There's another muffled thump from inside the A-gate, then muffled retching noises—Janis has triggered the template program, paralyzing Reeve via her netlink, and the chamber is filling with ablative digitizer foam. "It had better," I say.

"I'm worried Fiore may suspect what's going on. The thing with Mick could blow it completely if he puts two and two together."

I sigh heavily. "Okay, I'll go back to being Reeve. I suppose that makes sense."

"You agree?" She looks haggard in the dim light from the ceiling bulbs. "Good, then it's not entirely stupid. What then . . . ?"

"Then we sit down and figure out how to nail down the lid on this mess. Once I know what she knows."

"Right." Her lips quirk in a faint smile. "Your direct, no-nonsense approach is always like a breath of fresh air."

"Once a tank, always a tank," I remind her.

"Right," she echoes, and for a moment I can see a shadow of her former self. That sends a pang through my chest.

"The sooner I'm myself again, the better."

We sit in silence for long minutes while the gate chugs to itself, then finally the console chimes, and there's a click as the door unlatches. I walk over and swing it open: as usual, the chamber is bare and dry. I glance over and see that she's watching me.

"Ready?" she asks.

"See you on the other side, Sanni," I say as I close the door.

That's all.

SECURITY Cell Blue used to be part of the counterespionage division of the Linebarger Cats. It was supposedly disbanded, all memory traces erased, at the end of the censorship wars.
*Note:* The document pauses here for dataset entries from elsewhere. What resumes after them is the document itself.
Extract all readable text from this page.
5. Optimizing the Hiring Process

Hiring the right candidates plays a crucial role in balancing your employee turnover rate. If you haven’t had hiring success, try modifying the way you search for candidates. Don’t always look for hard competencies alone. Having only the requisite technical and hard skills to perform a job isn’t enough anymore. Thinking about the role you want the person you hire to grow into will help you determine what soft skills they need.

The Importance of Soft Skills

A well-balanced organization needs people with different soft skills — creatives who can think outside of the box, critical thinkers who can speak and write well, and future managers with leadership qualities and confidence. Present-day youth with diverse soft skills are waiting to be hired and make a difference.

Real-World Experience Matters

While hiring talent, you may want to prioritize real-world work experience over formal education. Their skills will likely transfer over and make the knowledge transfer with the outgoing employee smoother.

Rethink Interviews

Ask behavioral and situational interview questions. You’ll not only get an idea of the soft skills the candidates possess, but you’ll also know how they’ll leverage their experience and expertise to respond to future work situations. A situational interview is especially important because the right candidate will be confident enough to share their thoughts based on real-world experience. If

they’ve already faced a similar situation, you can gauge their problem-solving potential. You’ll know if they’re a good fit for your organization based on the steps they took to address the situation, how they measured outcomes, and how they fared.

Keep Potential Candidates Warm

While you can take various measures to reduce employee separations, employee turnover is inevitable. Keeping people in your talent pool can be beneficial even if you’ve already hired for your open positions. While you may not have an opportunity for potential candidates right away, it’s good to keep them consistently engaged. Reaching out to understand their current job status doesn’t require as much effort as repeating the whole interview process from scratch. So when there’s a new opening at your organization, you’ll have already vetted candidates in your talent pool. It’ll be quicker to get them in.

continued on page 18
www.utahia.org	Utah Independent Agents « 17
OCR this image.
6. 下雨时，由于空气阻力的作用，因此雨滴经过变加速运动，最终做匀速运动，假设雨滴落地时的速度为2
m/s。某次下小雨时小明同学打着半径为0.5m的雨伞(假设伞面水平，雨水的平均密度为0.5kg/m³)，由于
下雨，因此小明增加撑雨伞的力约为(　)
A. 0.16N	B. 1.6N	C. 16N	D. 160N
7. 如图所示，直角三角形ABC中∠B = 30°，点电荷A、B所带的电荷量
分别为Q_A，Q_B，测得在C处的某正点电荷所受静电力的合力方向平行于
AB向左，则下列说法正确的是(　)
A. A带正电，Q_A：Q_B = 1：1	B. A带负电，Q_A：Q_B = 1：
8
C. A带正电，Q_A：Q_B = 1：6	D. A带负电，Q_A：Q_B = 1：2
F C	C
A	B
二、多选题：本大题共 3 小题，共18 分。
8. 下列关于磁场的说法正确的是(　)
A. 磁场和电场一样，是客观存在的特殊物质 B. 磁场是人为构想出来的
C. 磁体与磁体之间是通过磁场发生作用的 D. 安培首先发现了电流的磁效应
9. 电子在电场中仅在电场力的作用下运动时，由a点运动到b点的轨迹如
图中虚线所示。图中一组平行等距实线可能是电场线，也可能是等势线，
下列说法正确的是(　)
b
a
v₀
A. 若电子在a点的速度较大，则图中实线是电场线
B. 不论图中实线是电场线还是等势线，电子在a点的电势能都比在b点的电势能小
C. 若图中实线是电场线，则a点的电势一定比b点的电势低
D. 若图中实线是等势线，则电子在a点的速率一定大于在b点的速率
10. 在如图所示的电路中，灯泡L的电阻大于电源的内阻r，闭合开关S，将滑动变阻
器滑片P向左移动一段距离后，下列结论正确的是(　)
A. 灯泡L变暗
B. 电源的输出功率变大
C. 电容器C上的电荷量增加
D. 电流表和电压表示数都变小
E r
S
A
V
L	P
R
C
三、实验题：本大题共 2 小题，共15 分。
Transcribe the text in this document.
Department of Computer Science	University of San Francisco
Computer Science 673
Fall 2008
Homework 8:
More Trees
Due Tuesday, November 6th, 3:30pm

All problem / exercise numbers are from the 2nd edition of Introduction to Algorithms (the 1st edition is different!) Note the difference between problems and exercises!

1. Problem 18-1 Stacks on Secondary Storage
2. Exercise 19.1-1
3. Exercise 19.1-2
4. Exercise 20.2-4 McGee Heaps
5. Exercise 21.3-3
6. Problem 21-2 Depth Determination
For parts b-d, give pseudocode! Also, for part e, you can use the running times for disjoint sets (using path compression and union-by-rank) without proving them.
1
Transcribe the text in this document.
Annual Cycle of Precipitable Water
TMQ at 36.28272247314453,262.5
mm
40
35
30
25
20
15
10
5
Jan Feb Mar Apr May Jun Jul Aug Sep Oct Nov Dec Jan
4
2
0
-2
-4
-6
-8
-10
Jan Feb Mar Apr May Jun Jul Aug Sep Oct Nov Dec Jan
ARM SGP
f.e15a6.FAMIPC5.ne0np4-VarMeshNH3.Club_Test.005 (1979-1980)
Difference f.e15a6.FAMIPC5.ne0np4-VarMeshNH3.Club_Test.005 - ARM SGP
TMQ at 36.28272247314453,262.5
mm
I know this is not the case because I'm a member. We didn't disband, we went underground—because our mission wasn't over.

This is a risky business. Our job is to do unpleasant things to ruthless people. Covering our tracks costs money—lots of it, and it isn't always fungible across polity frontiers these days. Local militias and governments have reinvented exchange rates, currency hedges, and a whole host of other archaic practices. Some polities are relatively open, while others have fallen into warlordism. Some place great stock on authentication and uniqueness tracking, while others don't care who you think you are as long as you pay your oxygen tax. (The former make great homes; the latter make great refuges.) As a consequence of the postwar fragmentation, we end up moving around a lot, shuffling our appearances and sometimes our memories, forking spares and merging deltas. At first we live off the capital freed up by the Cats' liquidation; later we supplement it by setting up a variety of business fronts. (If you've ever heard of the Deadly Viper Assassination Squad, or Cordwainer Heavy Industries, that's us.) Operationally, we work in loosely coupled cells. I'm one of the heavy hitters, my background in combat ops meshing neatly with my intelligence experience.